А потом долго целовались в машине, не в силах оторваться друг от друга. А потом ещё в здании аэровокзала, не обращая внимания на толпы людей, снующих вокруг. Но настал момент, когда Вальке пришлось идти на досмотр и посадку…
Валька смотрела в серые глаза Сигги – в них всё явственнее проступала синева – и ждала, когда он скажет что-то важное.
Но он не сказал.
И она ушла, не обернувшись. И глаза её захотели наполниться солёной влагой.
*
В «накопителе» она нашла место, где можно было сесть и немного поплакать. Однако запас слёз у неё, видимо, временно истощился.
Из разговора сидящих рядом пассажиров Валька поняла, что извержение на Рейкьянесе закончилось. По этому поводу она облегчённо вздохнула.
Она вспомнила, как они вдвоём сидели на кратере вулкана, потухшего тысячу лет назад, и смотрели на огненные реки, растекающиеся по долине. Один вулкан умер, другой родился.
И в голове у Вальки чётко оформилась мысль, которую она до сих пор отгоняла. Очень может быть, что она улетает не одна, а с ростком новой жизни. Загнула пальцы, получилось не то в конце марта, не то в начале апреля. Эта мысль её не испугала, скорее, даже наоборот. Торвард, Тордис?
Тут Валькин взгляд упал на торчащий из сумки блестящий пакет, перевязанный ленточкой в цветах исландского флага.
Подарок Сигги.
«Он сказал открыть, когда уеду. Можно считать, что я уже уехала».
Валька дернула за ленточку — бантик развязался.
В пакете оказались две коробочки серебристого цвета — побольше и поменьше. В верхней коробочке, той, что поменьше, обнаружилась серебряная застёжка-фибула — такие она видела в музее викингов в Ньярдвике. Валька вытащила фибулу и приколола её на лацкан своего вязаного пиджака. Да, применение неправильное, но ей это было неважно.

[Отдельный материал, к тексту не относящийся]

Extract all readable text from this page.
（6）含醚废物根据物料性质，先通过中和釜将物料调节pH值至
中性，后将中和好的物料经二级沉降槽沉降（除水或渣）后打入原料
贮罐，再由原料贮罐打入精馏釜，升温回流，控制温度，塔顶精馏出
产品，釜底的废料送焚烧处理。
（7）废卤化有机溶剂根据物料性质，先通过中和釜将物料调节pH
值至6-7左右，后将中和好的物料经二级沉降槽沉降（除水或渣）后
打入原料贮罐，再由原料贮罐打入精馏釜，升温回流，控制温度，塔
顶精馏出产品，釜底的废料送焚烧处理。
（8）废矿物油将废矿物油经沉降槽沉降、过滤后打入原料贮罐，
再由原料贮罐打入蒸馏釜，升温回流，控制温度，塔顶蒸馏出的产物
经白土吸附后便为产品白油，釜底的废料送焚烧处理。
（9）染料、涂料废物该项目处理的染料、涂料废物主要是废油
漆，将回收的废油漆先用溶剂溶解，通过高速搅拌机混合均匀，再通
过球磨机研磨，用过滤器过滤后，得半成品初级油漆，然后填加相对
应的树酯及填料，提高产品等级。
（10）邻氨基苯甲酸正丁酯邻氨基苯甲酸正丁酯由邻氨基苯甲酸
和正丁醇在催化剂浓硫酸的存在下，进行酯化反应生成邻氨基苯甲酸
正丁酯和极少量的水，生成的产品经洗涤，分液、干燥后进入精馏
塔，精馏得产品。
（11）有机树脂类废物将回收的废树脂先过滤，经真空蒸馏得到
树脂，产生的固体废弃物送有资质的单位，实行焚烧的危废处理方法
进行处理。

Во второй коробочке, что побольше, на шёлковой подушечке цвета маренго лежал ладьевидный серебряный браслет. Валькины глаза тут же вспыхнули и высохли — забыть табличку с надписью «обручальный браслет» рядом с очень похожим музейным экспонатом она не могла. Сигги тогда ещё объяснил ей, что такие браслеты викинги дарили своим избранницам в знак обручения вместо современных колец.
Валька с замиранием сердца (да, на мгновение оно у неё действительно замерло) вынула браслет из коробочки и надела на левое запястье.
И тут её телефон разразился бодрым сигналом входящего звонка.
Сигги.
— Двух недель тебе хватит?
*
Ей мерещился взгляд его глаз на равнине,
Там, где волны огня попритихли уже…
И, ожёгшись, с восторгом подумалось ныне,
Что, быть может, в апреле, уже по весне…
И она не жалела, совсем не жалела.
Может, только тоска гложет-мучает сердце,
Но тоска ведь минует… и Валя не смела,
Перестать в это верить – как забыть это место.
Был звонок уже позже, как много он значит…
«Двух недель полагаю, на всё тебе хватит?»
[1] Шерсть исландской овцы
[2] В латыни слово «lupinus» происходит от слова «lupus» – «волк».